Sentimentality is the false glorification of innocence. And we do that all the time in name of holiness. One of the ways we do this is by refusing to admit complexity and sexuality into holiness. For most of us, for example, it's impossible to see persons we regard as truly holy - Jesus, Mary, Therese of Lisieux, Mother Theresa, John Paul II - as morally complex, sexually struggling, emotionally lonely, chronically tempted, human beings. And this makes them impossible to imitate. They're admired but not imitated because they're over-idealized and seen as different, without sex, without complexity, without the congenital temptations that beset the rest of us. Sadly, this undercuts their real witness. Because of false idealization, what their lives really said becomes so encrusted with over-pious sentimentality that, to the full- blooded, their moral achievement has little to say. They're seen as creatures of a different kind.

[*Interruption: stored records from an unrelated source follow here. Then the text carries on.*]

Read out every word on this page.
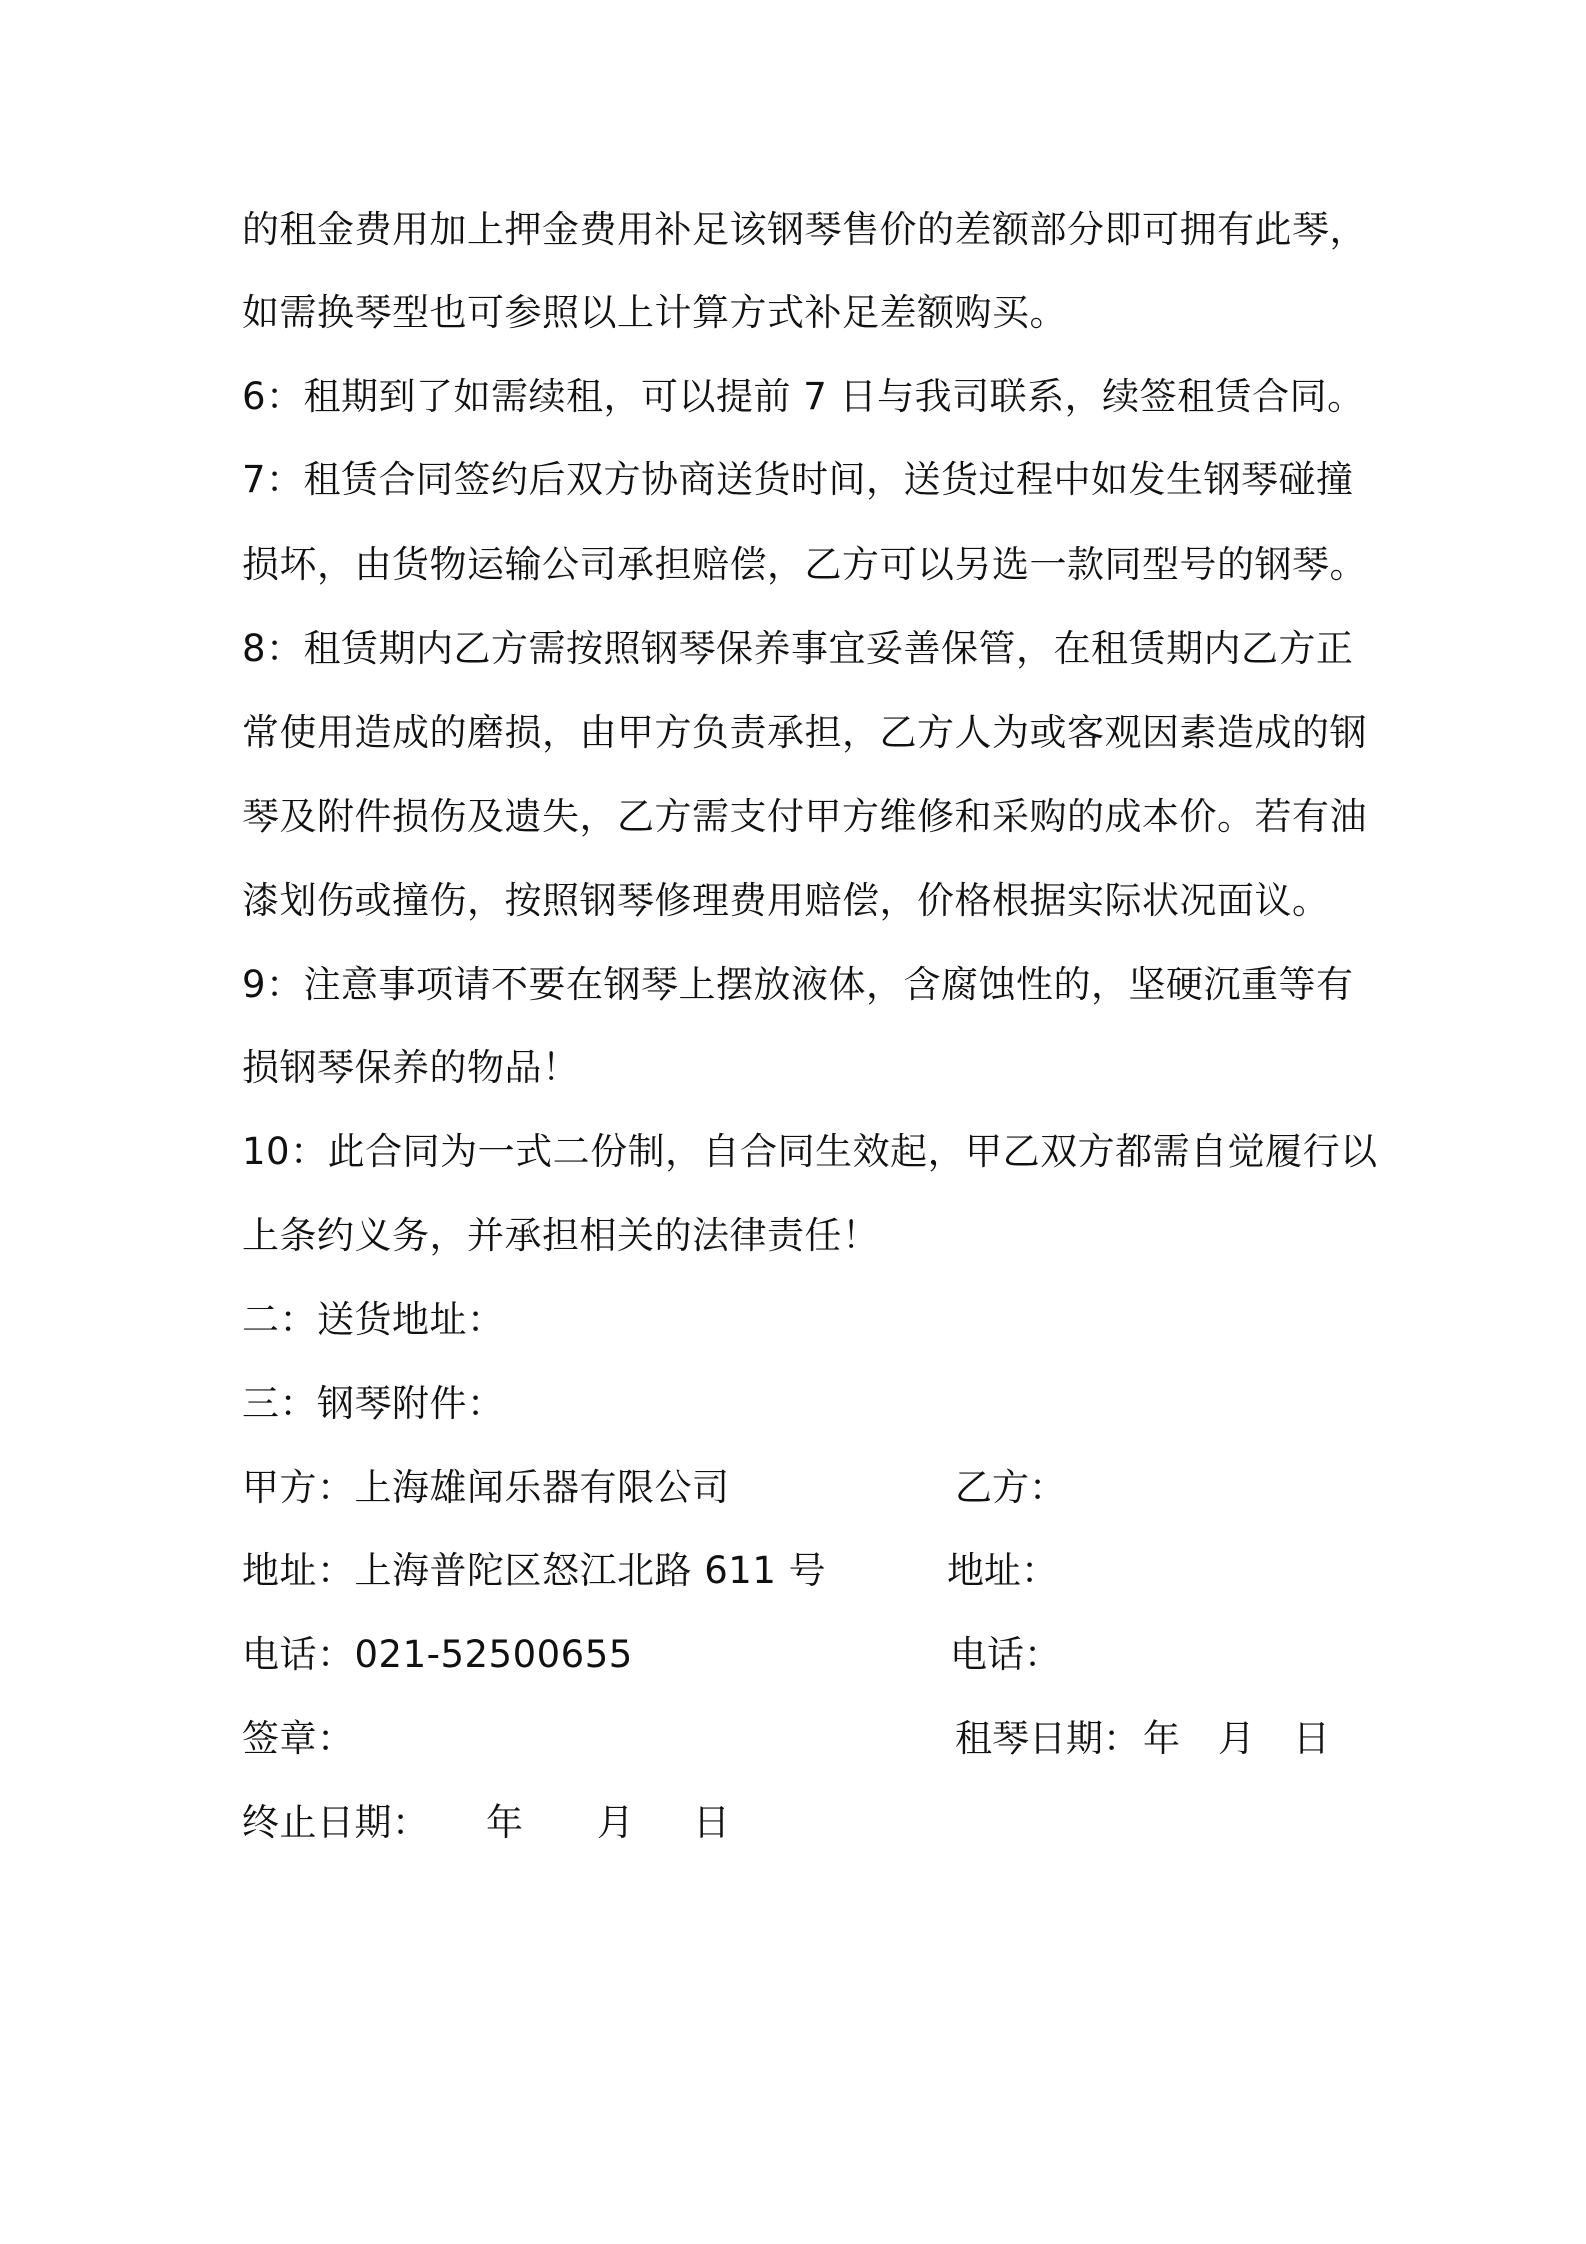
的租金费用加上押金费用补足该钢琴售价的差额部分即可拥有此琴，
如需换琴型也可参照以上计算方式补足差额购买。
6：租期到了如需续租，可以提前 7 日与我司联系，续签租赁合同。
7：租赁合同签约后双方协商送货时间，送货过程中如发生钢琴碰撞
损坏，由货物运输公司承担赔偿，乙方可以另选一款同型号的钢琴。
8：租赁期内乙方需按照钢琴保养事宜妥善保管，在租赁期内乙方正
常使用造成的磨损，由甲方负责承担，乙方人为或客观因素造成的钢
琴及附件损伤及遗失，乙方需支付甲方维修和采购的成本价。若有油
漆划伤或撞伤，按照钢琴修理费用赔偿，价格根据实际状况面议。
9：注意事项请不要在钢琴上摆放液体，含腐蚀性的，坚硬沉重等有
损钢琴保养的物品！
10：此合同为一式二份制，自合同生效起，甲乙双方都需自觉履行以
上条约义务，并承担相关的法律责任！
二：送货地址：
三：钢琴附件：
甲方：上海雄闻乐器有限公司	乙方：
地址：上海普陀区怒江北路 611 号	地址：
电话：021-52500655	电话：
签章：	租琴日期： 年 月 日
终止日期： 年 月 日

I remember as a boy, sitting in church in our outback community and being told by a wonderful, well-meaning priest that he was pleased to be with us because we were "simple farm-folk whose lives, thank God, weren't so complicated like those of big city people!" I was young then, naive, thought this a compliment, and then felt myself abnormal, sitting as I was with my private struggles among folks whose lives, we had just been told, were simple, uncomplicated, and free of the punishing restlessness that haunted mine.

But holiness is not to be confused with being uncomplicated or sexless. It's about the proper ordering of things.

Therese of Lisieux recounts an incident from her childhood. One of her older sisters was getting rid of her toys and brought them in and asked the two youngest children in the family, Therese and her sister, Celine, to each choose one, before she disposed of the rest. Celine, for her part, chose a colourful ball. Therese looked at the basket and simply said: "I choose them all! I want them all!"

And we do too! That's the real struggle on the road to God and community. We want it all. But that yearning is not a sign of pathology. It's a sign that we're emotionally alive, normal, healthy, and still firing on all the cylinders that God gave us.